S'il existe une filmographie très fournie de la guerre du Vietnam, Platoon donne à voir l'enfer vert dans toute sa trivialité. Moustiques, boue, napalm, le programme est simple : les frères d'armes sont en terrain hostile. C'est ici un combat intransitif qui est livré, sans que jamais n'apparaisse les buts d'une guerre réduite à sa plus simple expression : tuer ou être tué, no more.
La guerre comme désillusion pourrait être la baseline d'un film où Taylor, engagé volontaire pour servir son pays, découvrira, à plus de 10.000 km de sa maison, ce que peuvent faire et devenir des hommes plongés dans une situation hors norme.

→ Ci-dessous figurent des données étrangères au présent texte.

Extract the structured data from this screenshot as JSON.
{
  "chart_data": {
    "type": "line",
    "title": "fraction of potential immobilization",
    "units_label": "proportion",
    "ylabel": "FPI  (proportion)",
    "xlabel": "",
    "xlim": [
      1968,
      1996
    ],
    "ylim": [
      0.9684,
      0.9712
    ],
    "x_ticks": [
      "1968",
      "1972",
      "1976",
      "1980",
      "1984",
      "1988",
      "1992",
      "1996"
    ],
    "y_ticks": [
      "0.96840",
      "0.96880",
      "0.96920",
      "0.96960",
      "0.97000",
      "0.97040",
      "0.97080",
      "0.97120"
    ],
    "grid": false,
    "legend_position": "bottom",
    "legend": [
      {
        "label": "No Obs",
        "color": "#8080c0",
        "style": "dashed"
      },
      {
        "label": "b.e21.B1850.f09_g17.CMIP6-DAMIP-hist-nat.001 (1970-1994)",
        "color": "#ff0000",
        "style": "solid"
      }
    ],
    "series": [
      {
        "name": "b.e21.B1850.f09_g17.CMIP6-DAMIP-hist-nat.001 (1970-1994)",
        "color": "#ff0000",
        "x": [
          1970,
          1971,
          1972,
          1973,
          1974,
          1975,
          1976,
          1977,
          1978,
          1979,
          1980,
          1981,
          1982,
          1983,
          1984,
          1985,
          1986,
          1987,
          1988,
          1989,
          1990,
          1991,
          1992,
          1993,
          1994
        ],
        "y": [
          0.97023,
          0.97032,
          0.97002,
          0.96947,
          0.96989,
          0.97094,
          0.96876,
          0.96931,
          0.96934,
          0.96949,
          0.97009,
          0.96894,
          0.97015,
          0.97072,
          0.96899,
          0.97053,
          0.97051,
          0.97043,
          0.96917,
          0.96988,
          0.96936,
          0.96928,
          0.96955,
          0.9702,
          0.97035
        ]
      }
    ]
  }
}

Combien la tension extrême exercée par des ennemis nombreux et déterminés, la promiscuité et l'inconfort, conduisent les hommes à piller, incendier, violer, torturer, et parfois tuer l'un des leurs.
Platoon n'est pas un film binaire qui séparerait le conflit entre gentils soldats US et méchants Viet Congs. Oliver Stone met en image un vécu qui ne l'autorise pas de faire dans la caricature. Platoon est un film de vrais héros, c'est-à-dire de héros dépourvus d'héroïsme. Mais Platoon n'échappe pas toujours au démonstratif. La (très) belle bande originale venant par moment surligner ce qui n'a pas besoin de l'être. L'intention du cinéaste est ici et là un peu trop présente, relayée par le jeu d'acteurs des deux rôles principaux Charlie Sheen (Taylor) et Tom Berenguer (Barnes) dont les personnages manquent de subtilité. Coté distrib, on retiendra quand même Willem Dafoe, Forest Whitaker et Johnny Depp qui sonnent bien plus juste.
Platoon est enfin une performance technique d'une redoutable efficacité narrative. Tout est précis, rien n'apparait bricolé. Sous le feu ennemi, les scènes de combat sont dantesques et si on a la chance de le voir sur grand écran, on peut surprendre les plus lucides d'entre nous en train de vérifier qu'un Viet n'est pas caché sous le canapé.